Question

By the method of induction prove that $\left( {{2}^{3n}}-1 \right)$ is divisible by 7.

Answer 1

To solve this question, we will assume P(n) be a statement such that ${{2}^{3n}}-1$ is divisible by 7. After proving P(1) = true by taking n = 1, we will assume that P(k) is true. Finally, from this, P(k) is a true statement and we will try to get that P(k + 1) is also true.

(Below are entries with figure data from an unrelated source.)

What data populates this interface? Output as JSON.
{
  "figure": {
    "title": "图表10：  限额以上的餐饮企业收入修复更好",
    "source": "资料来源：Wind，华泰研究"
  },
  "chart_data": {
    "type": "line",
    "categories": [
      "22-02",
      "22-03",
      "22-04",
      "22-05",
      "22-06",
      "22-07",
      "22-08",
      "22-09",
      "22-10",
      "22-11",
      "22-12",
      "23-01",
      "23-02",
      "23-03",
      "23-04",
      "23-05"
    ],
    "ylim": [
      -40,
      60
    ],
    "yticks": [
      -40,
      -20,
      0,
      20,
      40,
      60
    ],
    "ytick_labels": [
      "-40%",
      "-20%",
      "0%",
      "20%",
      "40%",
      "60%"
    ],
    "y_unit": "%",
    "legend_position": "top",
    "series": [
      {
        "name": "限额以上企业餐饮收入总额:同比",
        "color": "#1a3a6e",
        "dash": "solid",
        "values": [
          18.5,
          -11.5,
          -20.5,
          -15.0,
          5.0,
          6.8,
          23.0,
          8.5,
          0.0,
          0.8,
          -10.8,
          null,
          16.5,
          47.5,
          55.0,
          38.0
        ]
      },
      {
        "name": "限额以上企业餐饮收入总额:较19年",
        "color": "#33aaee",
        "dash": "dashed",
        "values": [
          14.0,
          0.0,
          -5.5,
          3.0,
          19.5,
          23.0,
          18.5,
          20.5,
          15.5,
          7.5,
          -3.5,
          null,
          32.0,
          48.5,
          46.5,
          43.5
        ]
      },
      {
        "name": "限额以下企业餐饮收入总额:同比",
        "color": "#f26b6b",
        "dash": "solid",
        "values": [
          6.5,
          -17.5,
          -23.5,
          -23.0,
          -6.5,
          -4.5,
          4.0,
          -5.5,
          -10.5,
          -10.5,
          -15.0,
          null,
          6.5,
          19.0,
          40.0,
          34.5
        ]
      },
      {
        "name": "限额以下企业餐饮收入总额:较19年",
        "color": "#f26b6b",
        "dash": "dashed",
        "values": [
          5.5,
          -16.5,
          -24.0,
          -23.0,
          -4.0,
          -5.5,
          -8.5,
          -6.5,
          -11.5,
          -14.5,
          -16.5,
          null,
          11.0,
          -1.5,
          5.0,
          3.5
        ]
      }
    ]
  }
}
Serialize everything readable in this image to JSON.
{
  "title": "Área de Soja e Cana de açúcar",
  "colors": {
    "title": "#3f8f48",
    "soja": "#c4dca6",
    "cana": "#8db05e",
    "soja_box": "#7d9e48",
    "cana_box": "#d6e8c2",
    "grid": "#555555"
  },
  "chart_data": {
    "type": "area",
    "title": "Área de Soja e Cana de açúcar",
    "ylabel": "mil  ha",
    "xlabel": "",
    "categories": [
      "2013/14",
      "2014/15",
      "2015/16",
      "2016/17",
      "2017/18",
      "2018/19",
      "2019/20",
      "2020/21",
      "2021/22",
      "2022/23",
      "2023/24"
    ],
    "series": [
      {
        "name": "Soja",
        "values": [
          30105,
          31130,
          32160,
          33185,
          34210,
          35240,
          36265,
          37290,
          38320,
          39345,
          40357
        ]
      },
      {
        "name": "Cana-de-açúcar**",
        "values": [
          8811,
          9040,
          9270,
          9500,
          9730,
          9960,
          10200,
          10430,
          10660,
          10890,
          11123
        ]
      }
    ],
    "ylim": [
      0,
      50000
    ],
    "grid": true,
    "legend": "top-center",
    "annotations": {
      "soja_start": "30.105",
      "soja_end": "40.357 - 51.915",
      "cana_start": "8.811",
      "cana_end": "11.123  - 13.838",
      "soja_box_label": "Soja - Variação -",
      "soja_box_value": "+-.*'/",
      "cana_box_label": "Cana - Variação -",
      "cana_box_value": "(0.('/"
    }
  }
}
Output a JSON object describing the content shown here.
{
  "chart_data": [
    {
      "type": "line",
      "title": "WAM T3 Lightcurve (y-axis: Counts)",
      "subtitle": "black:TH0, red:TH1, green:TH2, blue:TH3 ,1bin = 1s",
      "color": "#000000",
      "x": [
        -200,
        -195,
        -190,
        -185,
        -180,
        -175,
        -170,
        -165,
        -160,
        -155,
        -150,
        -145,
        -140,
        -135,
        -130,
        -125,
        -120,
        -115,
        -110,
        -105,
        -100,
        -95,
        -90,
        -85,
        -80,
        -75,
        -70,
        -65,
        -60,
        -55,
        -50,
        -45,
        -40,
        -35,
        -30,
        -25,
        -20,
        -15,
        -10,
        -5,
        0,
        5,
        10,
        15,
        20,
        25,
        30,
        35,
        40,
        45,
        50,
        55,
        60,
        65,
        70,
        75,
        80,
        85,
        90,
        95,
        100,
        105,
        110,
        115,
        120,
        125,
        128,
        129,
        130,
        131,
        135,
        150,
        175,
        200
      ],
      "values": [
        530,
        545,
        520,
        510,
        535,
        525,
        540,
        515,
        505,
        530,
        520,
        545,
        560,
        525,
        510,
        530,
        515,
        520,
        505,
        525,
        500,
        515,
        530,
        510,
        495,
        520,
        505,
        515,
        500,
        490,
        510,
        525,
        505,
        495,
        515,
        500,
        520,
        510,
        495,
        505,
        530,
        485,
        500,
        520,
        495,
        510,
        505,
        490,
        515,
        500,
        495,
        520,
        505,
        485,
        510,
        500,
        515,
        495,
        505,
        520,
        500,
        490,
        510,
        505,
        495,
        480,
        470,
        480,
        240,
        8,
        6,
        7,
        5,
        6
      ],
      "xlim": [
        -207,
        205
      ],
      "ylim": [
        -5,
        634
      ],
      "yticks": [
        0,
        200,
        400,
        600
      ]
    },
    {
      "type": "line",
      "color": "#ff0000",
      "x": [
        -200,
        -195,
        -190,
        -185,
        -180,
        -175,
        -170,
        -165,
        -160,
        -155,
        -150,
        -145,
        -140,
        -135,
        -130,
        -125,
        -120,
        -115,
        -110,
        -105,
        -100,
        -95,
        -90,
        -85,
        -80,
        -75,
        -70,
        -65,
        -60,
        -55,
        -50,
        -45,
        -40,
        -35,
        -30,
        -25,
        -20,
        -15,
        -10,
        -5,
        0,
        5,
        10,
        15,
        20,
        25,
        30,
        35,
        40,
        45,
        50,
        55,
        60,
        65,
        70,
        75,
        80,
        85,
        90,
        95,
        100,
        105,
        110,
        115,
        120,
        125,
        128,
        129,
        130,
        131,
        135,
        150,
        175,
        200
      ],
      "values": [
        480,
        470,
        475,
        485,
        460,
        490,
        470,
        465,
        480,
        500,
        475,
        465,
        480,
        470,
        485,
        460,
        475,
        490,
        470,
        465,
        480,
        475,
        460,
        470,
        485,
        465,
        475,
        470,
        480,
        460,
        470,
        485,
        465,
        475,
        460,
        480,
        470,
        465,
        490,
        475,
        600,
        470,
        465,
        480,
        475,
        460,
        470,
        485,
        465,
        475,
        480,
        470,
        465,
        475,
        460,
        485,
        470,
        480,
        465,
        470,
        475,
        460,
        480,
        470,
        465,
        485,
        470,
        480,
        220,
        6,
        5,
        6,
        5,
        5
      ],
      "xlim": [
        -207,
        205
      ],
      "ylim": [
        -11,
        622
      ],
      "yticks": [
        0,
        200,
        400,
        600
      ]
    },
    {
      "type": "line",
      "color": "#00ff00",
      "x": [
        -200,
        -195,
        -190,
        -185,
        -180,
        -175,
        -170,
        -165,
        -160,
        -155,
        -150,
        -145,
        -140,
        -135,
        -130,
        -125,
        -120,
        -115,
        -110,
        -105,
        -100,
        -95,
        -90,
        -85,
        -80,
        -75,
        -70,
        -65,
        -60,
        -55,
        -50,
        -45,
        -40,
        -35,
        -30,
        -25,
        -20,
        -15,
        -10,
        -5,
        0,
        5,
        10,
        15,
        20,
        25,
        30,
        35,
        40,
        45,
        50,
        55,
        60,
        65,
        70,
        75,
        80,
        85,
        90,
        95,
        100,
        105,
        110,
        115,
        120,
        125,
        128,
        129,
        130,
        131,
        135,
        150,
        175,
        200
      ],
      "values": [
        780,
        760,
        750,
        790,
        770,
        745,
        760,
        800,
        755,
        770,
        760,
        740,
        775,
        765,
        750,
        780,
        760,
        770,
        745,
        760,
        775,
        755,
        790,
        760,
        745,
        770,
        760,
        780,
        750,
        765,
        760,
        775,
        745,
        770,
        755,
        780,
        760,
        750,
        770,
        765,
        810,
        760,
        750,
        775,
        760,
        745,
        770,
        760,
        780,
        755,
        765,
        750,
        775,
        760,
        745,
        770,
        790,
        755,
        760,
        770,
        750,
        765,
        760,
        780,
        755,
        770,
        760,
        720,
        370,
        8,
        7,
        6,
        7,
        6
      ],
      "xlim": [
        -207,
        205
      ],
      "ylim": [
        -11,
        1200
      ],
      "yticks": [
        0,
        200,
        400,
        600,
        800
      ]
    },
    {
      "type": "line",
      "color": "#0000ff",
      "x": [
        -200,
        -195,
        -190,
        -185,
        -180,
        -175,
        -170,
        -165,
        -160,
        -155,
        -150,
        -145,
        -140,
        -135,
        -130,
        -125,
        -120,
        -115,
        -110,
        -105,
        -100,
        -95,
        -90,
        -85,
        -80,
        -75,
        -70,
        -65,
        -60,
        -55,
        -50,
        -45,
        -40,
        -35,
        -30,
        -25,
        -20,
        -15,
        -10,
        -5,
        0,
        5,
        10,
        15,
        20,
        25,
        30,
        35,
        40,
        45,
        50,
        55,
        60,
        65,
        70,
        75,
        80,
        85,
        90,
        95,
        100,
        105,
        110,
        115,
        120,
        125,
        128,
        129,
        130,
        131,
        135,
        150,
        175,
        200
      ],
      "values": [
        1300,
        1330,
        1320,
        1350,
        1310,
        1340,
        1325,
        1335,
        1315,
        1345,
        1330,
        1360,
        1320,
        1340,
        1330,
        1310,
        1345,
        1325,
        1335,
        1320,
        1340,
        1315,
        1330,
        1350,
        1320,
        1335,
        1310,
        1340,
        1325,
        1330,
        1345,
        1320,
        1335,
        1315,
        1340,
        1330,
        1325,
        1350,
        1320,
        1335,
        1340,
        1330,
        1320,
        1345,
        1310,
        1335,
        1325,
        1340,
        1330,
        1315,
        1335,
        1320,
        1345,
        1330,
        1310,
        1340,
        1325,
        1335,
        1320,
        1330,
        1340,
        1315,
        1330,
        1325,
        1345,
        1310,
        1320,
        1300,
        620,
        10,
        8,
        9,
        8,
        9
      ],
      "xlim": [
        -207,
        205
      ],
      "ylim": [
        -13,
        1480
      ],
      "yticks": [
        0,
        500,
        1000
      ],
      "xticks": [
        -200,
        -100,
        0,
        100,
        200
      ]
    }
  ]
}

Complete step-by-step answer:
We have to prove that ${{2}^{3n}}-1$ is divisible by 7 with the help of mathematical induction. Let P(n) be a statement such that $P\left( n \right)={{2}^{3n}}-1$ is divisible by 7. To show n = 1 is true, P(n) = P(1) and substituting n = 1 in ${{2}^{3n}}-1.$
$\Rightarrow {{2}^{3\times 1}}-1$
$\Rightarrow {{2}^{3}}-1$
$\Rightarrow 8-1$
$\Rightarrow 7$
And as 7 is divisible by 7. Therefore, ${{2}^{3}}-1$ is divisible by 7. Hence P(1) is true as it is stated ${{2}^{3}}-1$ is divisible by 7…..(i)
Let us assume P(k) is true where n = k and P(k) is true.
$\Rightarrow {{2}^{3k}}-1$ is divisible by 7.
$\Rightarrow P\left( k \right)={{2}^{3k}}-1=7d$
It means it can be written as a multiple of 7 where d is any natural number.
$\Rightarrow {{2}^{3k}}-1=7d$
$\Rightarrow {{2}^{3k}}=7d+1.....\left( iii \right)$
where d = 1, 2, 3, 4…..
Now, we finally check for n = R + 1.
$P\left( k+1 \right)={{2}^{3\left( k+1 \right)}}-1$
For P(k + 1) to be true, we should have,
${{2}^{3\left( k+1 \right)}}-1=7d$
That is we should have, ${{2}^{3\left( k+1 \right)}}=7d+1.$
Now, ${{2}^{3\left( k+1 \right)}}={{2}^{3k}}{{.2}^{3}}$
As ${{a}^{xy}}={{a}^{x}}{{a}^{y}}$ where ‘a’ is any real number and x and y are real numbers or integers.
$\Rightarrow P\left( k+1 \right)={{2}^{3k}}{{.2}^{3}}-1$
Now from equation (iii), we had that,
${{2}^{3k}}=7d+1$
Substituting this value of ${{2}^{3k}}$ in the above equation, we have,
$P\left( k+1 \right)=\left( 7d+1 \right){{.2}^{3}}-1$
$\Rightarrow P\left( k+1 \right)=\left( 7d+1 \right)8-1$
$\Rightarrow P\left( k+1 \right)=56d+8-1$
$\Rightarrow P\left( k+1 \right)=56d+7$
$\Rightarrow P\left( k+1 \right)=7\left( 8d+1 \right)$
Hence, P(k + 1) is written as a product of 7 and (8d + 1) where d = 1, 2, 3…. Hence, we have, $P\left( k+1 \right)={{2}^{3\left( k+1 \right)}}-1$ is divisible by 7. So, P(k + 1) is true…..(iv)
So, finally from equation (i), (ii) and (iv), we have that P(1), P(k) and P(k + 1); k > 1 is true.
Hence, by mathematical induction, we have shown that ${{2}^{3n}}-1$ is divisible by 7.
Hence proved.

Note: The point where we have written that for P(k + 1) to be true, we should get ${{2}^{3\left( k+1 \right)}}-1=7d$ type. Here, this ‘d’ can also be replaced by any other natural number ‘s’ because anyways we are going to get any number with a multiple of 7. We have used ‘d’ here as it was used earlier with P(k). Anyways, it can be shifted if required. Because clearly, ${{2}^{3k}}-1\ne {{2}^{3\left( k+1 \right)}}-1.$ So, we can change the variable too.